The 34th Generation Shaolin Temple Warrior Monk – Shifu Rajesh – is the Founder of Damo Shaolin Kungfu School in Delhi. ‘More Qi – Train Harder’ is the watchword of Shifu Kumar who acquired his diksha from the venerable Abbot Shi Yongxin, the current Abbot of the Songshan Shaolin Temple in Henan Province, China. He continues to regularly visit the Shaolin Temple till date to sharpen his skills and enhance his techniques.
The well-thought scheduling of the workshops – on the weekends – Saturdays, was another factor that allowed people to feel more relaxed. The workshops intended to enlighten people about healing lifestyle-related disorders with the practice of Qi Gong. Shifu Rajesh validated the therapeutic efficacy of this traditional martial art form not only by apprising about its 2500-year old lineage in Chinese medicine, but also his own personal research and experience with numerous cases.

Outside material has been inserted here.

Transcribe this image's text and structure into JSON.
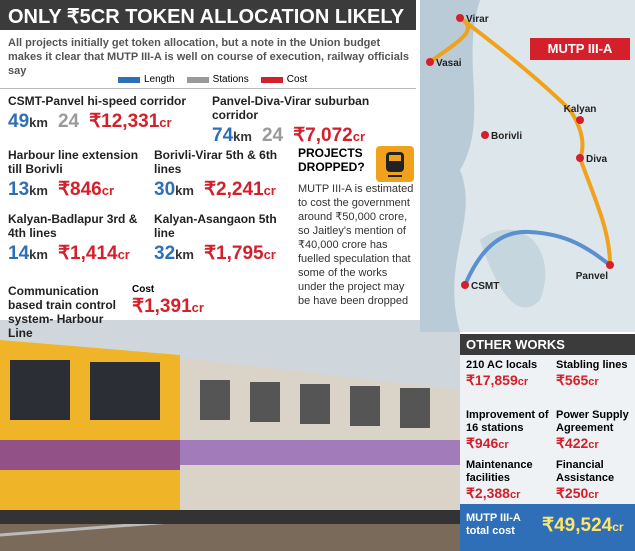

Qi Gong is an ancient, time-honoured Chinese health care system. Its practice integrates physical postures and breathing techniques, developed by monks in deep meditation. ‘Qi’ is vital force or breath and ‘Gong’ is skill or achievement. It cultivates the prana or internal energy which revitalizes our organs and provides strength to our Jing (body), Yi (mind) and Shen (spirit). In the long-run, mental abilities like intelligence and memory will improve and physical stamina will get a real boost.
Qi Gong directly impacts the twelve meridians and the major organs of the body. The basis of the exercises is in line with the ancient theories intrinsic to traditional Chinese medicine of the five elements (metal, wood, water, fire and earth) and the five internal organs (heart, liver, spleen, lungs and kidney). Various ailments are the consequence of insufficient energy in any organ and by balancing energy, you become free of ailments. Regular practice helps cure chronic diseases like rheumatic arthritis, cancer, white water discharge, sinus, skin disorders, hormonal misbalance, diabetes etc. and bestows you with youthfulness and longevity.
Shifu Rajesh taught Li Ji Jui or the Six Sounds Qi Gong and the 12 Meridians Qi Gong in the three workshops. In the course of the workshops, he made the participants intuitively feel the flow of Qi energy within their bodies. The Six Sounds, in traditional Chinese wisdom, are associated with the six major organs of the body and help cure the disorders related to these organs. These organs further represent the six astrological planets in our horoscope. Therefore, practicing Li Ji Jui Qi Gong not only alleviates one’s physical and mental afflictions but also affects one's social and financial conditions for the better.
The sessions were interspersed with several other Qi Gong forms taught on the sidelines. The tapping techniques, for instance, cure joint aches and improve flexibility. Shifu also told about some vital points located on key areas of the human body like hands, feet, neck etc., which are internally connected to the major organs. Pressing the points enhances the health of these organs.
Open for direct consultation, people discussed their specific health issues with Shifu who delved deep into the problem, diagnosed it accurately and suggested the relevant Qi Gong as the remedy.
The underlying notion of the workshops was in line with the motto of the whole program – to provide an experiential based learning – and make people realize in real time, the healing potential of the recommended treatments.
Everyone meticulously undertook the combinations of steady, flowing movements along with rhythmic breathing under the constant directions by Shifu. Both dynamic and static movements were part of the sessions. Producing prescribed sounds was equally emphasized upon as sound is a crucial principle in Qigong. At the same time, one’s muscles should remain relaxed and the knees stay slightly bent during the movements. The diverse array of body postures have proven effects in aiding to harmonize one’s breath, mind and body. Still positions while focusing on inner breath movement were also taken up separately as a distinct set of practices.